Well, it won't be easy, but if BYU can exploit A&M's weakness, which is the Cougar strength, then, yes, they can advance.

BYU's strength this season, and the primary reason they won the MWC by two games and a record 14-2 mark, is consistency.

Texas A&M's biggest challenge this season has been establishing consistency. The Aggies lost five of their final seven games.

They had a 20-point lead on Arizona and lost by 11. In the second half of the season, some pundits say the Aggies were one of the most inconsistent teams in the country.

But, having said that, if the Aggies shine, they could do exactly what UNLV did to the Cougars the last time out.

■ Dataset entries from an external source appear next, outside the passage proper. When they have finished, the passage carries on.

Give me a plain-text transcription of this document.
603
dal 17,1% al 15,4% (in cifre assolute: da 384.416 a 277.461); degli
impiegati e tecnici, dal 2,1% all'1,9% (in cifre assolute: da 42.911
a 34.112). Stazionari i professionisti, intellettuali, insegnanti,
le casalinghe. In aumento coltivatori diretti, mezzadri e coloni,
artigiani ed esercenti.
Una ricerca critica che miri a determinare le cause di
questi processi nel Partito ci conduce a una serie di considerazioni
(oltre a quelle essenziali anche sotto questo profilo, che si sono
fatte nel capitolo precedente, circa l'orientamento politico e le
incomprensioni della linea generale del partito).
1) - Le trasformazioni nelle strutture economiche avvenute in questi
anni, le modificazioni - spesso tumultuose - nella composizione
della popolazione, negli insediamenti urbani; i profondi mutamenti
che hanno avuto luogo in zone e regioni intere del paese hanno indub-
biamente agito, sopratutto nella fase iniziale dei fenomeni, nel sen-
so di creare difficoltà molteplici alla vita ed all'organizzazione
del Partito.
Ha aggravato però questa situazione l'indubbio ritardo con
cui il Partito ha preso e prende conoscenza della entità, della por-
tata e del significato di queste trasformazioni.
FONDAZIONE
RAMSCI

A&M doesn't have a star scorer. It's a team that finds how the flow of the game goes and any number of seven players can get hot and lead the Aggies.

They have a 7-0 freshman center DeAndre Jordan, who at 253 pounds, is a load, and yes, if he gets it low, he can finish with orange paint on his elbows.

The top scorer is Josh Carter, the best outside shooter, a guy who led the nation in 3-point accuracy a year ago. He hasn't shot at that clip this year, but he's capable of filling it up.

In their last few postseason appearances, BYU's Achilles Heel has been opposing point guards who dominate play at critical times. The Aggies have a pair of combo guards in Dominique Kirk and Donald Sloan who are handling point guard duties. If they are capable of breaking down BYU's defense coming off screens or drives, the Cougars will be in trouble.

A&M's best chance at defeating the Cougars may be with a power game, riding the talent and fast-developing skills of the 7-foot freshman.

I think if A&M tries to trade 3s with the Cougars, it favors BYU.

Both teams struggle at the line. A&M is the worst free-throw shooting team in the Big 12 with a 63-percent accuracy.

The Cougars can shoot 85 percent from the line, if the ball is in the hands of three players.

So, how will this one go down?

Like most 8 versus 9 games, it's gotta be about 50-50.

But if you told me Trent Plaisted scores more than 15, and/or Jonathan Tavernari hits six 3-pointers, I'd pick Dave Rose's guys.